While the story does not need interpreting to be enjoyed, I find the backstory of the ghost of the title interesting from a gender perspective. It is revealed that the ghost of the title was in life Jennet Humfrye, the mother of illegitimate child, who was taken from her and then died in a tragic accident. Her grief for the child and her anger at the injustices committed against her has led her to haunt the living as a vengeful spirit ever since. Kipps can't help but pity Jennet Humfrye in life, even as he is horrified by what she became in death. The evil is supernatural, but has it's origin in the evils of Victorian patriarchal society, which can certainly be interpreted as a subtle feminist statement.

The Woman in Black is an excellent gothic horror story. The act of reviving an old genre can turn out like the corpses re-animated by Herbert West, but here the results are truly alive. The tale is genuinely creepy, the horror coming from the carefully created atmosphere and suspense.  It is recommended reading for everyone who is interested in gothic horror and the traditional ghost story.

Monday 30 October 2017

Dracula by Bram Stoker

Dracula is a 1897 Gothic novel by Irish novelist Bram Stoker.

                                                  Cover to comicbook version of the novel 
                                                  by Spanish artist Fernando Fernández.  
                                                  The source is the blog Book Graphics 

Most people reading this probably already knows the story, but I will introduce it nevertheless. The novel opens with an excerpt from the diary of an English solicitor, Jonathan Harker, who is traveling to Transylvania in Romania in order to met with Count Dracula. The purpose of the trip is for Harker to help the Count buy a house in England. But he soon discovers that Dracula is not human, but a vampire, whose purpose in moving to England is to feed on the blood of the innocent and spread vampirism. He must be stopped.
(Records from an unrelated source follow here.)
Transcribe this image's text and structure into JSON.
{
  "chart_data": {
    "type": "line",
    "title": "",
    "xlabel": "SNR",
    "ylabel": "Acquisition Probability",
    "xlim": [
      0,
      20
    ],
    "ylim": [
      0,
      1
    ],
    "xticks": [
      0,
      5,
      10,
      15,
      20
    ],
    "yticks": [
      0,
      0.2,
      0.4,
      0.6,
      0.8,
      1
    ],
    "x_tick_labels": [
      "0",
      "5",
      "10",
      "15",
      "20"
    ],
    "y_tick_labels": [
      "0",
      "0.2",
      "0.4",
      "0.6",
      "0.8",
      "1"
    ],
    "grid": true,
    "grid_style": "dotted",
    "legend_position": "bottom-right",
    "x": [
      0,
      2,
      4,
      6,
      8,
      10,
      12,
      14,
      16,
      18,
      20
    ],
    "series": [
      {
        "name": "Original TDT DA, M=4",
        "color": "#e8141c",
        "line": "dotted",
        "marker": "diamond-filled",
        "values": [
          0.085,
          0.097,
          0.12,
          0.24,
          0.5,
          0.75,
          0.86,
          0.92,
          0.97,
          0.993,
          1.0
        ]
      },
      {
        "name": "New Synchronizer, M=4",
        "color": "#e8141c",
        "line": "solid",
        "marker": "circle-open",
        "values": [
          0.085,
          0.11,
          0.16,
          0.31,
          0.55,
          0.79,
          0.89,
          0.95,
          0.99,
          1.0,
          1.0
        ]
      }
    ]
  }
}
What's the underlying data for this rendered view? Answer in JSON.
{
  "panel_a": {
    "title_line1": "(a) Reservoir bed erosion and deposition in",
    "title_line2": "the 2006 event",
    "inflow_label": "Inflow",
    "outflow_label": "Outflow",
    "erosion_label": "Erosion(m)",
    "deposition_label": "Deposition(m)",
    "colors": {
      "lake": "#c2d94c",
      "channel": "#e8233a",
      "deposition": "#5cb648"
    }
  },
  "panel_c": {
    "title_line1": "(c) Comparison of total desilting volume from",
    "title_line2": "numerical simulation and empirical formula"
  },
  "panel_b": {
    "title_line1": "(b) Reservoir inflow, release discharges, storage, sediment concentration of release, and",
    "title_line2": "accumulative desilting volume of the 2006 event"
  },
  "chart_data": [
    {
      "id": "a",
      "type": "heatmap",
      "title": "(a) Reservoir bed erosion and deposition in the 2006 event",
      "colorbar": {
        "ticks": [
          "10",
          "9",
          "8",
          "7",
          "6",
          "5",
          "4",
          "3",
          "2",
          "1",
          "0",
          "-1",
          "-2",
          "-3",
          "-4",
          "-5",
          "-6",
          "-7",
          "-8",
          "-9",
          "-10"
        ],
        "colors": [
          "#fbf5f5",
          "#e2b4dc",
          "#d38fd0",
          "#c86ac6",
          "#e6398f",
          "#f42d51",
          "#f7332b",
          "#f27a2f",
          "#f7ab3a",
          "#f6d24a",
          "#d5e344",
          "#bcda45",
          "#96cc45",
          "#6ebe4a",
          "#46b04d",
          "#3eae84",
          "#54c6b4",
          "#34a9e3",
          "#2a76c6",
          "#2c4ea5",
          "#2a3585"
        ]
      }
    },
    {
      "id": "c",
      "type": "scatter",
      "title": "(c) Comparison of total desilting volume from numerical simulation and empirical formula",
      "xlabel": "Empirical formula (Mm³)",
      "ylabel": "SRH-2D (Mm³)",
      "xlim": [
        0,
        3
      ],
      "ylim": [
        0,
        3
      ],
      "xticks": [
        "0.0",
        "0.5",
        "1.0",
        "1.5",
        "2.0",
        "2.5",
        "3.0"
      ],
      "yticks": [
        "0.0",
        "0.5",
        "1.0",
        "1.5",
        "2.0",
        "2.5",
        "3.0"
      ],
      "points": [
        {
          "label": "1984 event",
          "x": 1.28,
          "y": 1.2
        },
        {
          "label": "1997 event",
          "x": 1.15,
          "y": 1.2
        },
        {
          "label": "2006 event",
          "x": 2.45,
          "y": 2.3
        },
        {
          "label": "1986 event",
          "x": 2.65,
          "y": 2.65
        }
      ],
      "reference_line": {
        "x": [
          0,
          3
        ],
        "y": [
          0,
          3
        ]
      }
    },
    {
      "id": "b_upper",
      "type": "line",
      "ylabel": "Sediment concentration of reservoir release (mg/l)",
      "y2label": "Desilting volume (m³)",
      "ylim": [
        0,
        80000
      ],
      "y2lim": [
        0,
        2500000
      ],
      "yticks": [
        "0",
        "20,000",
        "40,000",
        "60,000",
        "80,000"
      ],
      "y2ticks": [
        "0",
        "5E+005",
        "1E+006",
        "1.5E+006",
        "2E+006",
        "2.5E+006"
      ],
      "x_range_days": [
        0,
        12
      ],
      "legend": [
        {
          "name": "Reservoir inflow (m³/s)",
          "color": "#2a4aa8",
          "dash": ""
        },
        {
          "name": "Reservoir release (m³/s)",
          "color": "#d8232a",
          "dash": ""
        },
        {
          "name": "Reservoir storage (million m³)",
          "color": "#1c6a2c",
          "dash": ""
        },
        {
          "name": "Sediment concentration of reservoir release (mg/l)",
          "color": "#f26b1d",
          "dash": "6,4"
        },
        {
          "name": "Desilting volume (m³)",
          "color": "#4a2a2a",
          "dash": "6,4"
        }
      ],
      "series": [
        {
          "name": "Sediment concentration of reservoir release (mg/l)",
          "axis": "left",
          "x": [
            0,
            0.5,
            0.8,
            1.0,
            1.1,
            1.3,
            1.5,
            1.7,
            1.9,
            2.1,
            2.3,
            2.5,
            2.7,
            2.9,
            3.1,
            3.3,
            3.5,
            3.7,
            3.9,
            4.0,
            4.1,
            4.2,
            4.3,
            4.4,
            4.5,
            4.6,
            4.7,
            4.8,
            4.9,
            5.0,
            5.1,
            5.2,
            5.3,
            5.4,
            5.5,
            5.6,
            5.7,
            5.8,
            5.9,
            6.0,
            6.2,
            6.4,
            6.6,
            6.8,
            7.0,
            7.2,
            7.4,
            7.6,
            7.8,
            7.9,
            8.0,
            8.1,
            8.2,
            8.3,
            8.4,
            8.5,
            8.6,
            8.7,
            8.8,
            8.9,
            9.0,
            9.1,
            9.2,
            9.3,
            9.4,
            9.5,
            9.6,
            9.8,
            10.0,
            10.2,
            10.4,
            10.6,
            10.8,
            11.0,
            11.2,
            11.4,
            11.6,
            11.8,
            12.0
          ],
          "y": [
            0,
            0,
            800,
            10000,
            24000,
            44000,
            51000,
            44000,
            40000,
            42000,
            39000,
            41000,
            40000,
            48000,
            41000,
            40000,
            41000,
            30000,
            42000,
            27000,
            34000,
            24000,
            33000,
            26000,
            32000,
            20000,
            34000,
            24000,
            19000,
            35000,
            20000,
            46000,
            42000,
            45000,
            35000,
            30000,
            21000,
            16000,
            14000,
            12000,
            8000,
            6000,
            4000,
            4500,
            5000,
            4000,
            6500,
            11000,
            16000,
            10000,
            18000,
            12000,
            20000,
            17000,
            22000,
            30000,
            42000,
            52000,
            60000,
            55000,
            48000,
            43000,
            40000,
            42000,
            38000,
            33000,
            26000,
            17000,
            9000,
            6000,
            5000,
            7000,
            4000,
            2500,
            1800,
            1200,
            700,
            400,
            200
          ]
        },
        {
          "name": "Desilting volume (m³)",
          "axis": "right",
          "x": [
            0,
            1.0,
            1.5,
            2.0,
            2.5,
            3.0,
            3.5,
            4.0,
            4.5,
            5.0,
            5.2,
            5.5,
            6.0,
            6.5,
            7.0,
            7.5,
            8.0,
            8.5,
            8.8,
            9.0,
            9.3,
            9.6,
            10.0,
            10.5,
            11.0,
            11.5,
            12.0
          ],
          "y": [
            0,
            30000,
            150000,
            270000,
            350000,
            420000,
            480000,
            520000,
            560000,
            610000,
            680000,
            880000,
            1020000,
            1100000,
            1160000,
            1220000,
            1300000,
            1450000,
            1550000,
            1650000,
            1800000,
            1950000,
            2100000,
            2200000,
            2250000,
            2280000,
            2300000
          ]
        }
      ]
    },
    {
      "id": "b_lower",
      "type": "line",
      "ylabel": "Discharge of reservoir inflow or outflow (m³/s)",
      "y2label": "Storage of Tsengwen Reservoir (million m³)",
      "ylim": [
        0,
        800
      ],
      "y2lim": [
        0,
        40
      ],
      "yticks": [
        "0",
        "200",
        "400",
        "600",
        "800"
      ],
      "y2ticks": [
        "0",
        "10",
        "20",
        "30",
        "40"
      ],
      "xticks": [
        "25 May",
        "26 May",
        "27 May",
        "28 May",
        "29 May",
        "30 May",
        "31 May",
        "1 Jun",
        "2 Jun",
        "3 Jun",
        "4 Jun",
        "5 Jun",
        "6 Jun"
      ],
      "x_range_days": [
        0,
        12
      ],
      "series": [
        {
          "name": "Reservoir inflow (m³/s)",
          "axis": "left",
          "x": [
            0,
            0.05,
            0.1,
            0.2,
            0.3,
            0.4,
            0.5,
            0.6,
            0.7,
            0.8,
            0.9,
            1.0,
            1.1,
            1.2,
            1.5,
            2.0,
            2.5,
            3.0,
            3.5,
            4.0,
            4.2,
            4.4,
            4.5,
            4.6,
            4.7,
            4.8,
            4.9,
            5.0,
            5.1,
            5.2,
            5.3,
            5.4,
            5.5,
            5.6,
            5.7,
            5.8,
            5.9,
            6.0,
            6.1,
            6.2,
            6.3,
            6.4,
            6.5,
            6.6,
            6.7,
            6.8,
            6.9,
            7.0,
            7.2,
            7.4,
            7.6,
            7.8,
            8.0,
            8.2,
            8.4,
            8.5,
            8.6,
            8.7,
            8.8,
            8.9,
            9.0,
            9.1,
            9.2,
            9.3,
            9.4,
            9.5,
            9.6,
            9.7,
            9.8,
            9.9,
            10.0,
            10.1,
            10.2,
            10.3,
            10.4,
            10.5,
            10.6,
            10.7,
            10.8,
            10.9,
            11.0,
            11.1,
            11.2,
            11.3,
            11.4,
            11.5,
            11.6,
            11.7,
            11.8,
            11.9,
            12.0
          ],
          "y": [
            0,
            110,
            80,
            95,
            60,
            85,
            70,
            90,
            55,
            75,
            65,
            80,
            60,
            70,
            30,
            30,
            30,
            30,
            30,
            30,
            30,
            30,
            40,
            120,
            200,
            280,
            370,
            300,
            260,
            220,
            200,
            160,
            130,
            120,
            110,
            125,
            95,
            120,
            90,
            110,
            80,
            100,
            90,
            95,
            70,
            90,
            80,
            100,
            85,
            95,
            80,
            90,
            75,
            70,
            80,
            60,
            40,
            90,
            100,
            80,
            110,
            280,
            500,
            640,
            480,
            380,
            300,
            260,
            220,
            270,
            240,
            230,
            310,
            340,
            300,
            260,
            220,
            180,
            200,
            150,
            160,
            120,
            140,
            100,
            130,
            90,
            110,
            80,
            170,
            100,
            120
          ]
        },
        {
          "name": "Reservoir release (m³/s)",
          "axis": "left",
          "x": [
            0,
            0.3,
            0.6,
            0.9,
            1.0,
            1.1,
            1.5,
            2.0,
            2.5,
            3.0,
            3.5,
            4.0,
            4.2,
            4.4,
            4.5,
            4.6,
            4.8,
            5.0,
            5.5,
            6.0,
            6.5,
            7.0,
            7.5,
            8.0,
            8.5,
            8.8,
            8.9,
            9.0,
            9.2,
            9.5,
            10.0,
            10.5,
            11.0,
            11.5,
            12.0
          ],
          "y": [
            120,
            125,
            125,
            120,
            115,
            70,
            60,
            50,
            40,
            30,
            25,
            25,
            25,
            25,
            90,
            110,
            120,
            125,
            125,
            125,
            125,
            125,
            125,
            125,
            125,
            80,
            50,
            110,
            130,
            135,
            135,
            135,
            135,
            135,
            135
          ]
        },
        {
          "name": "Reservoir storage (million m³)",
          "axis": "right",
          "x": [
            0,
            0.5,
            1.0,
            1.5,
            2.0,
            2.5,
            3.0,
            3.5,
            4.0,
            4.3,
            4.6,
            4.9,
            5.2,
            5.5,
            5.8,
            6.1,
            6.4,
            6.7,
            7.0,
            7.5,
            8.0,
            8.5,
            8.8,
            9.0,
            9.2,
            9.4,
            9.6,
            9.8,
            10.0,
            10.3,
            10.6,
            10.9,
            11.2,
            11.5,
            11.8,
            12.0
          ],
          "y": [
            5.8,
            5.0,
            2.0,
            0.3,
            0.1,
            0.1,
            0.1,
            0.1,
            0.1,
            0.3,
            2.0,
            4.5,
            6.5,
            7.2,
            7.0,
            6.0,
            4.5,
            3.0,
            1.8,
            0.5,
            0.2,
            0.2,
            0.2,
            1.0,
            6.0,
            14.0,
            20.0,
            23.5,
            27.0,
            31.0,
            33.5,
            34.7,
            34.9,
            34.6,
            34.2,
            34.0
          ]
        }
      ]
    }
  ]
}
Dracula is a novel which can be interpreted in many ways. You can interpret the novel as a peculiar example of the then popular genre of Invasion literature, which was about Great Britain being invaded by foreign forces, typically the Germans. The book is peculiar to the genre in the sense that it is about a supernatural foreign invader, not a military threat, but thematically the book fits perfectly into the genre.

The vampire is often interpreted sexually and Dracula is one of the main reasons why that is. The vampire attacks have a frightening sexual element to them, as they are disturbingly similar to rape.

You can also interpret the novel as a battle of the modernity vs old superstition. The main characters come from highly developed nations in Western Europe and North America and are thoroughly modern and scientific in their outlook, which is even reflected in how they record their experiences using then modern inventions like the typewriter and gramophone. 

Dracula in contrast represents the old and medieval, being a folklore creature and an aristocrat from an undeveloped part of Eastern Europe.

Because of their modern outlook, the main characters are slow to realize that vampires exist. The Dutch physician Abraham Van Helsing in contrast can be said to represent a necessary synthesis of the old and the new. He is a man of science, yet knows the old superstitions well. He is therefore the first to realize that vampires are involved and thus comes to lead the fight against Dracula, using both modern science and old folklore to do so.


There are many more interpretations, Franco Moretti for example interprets Dracula as a metaphor for monopoly capitalism.

Yet the novel can be read simply for simple enjoyment, as it is an excellent and suspenseful horror novel, in which Stoker uses the epistolary form effectively. The book is old-fashioned in some respects, particularly it's treatment of gender and the foreign, but the tale is told so well-told that it deserves it's place as a classic of gothic horror.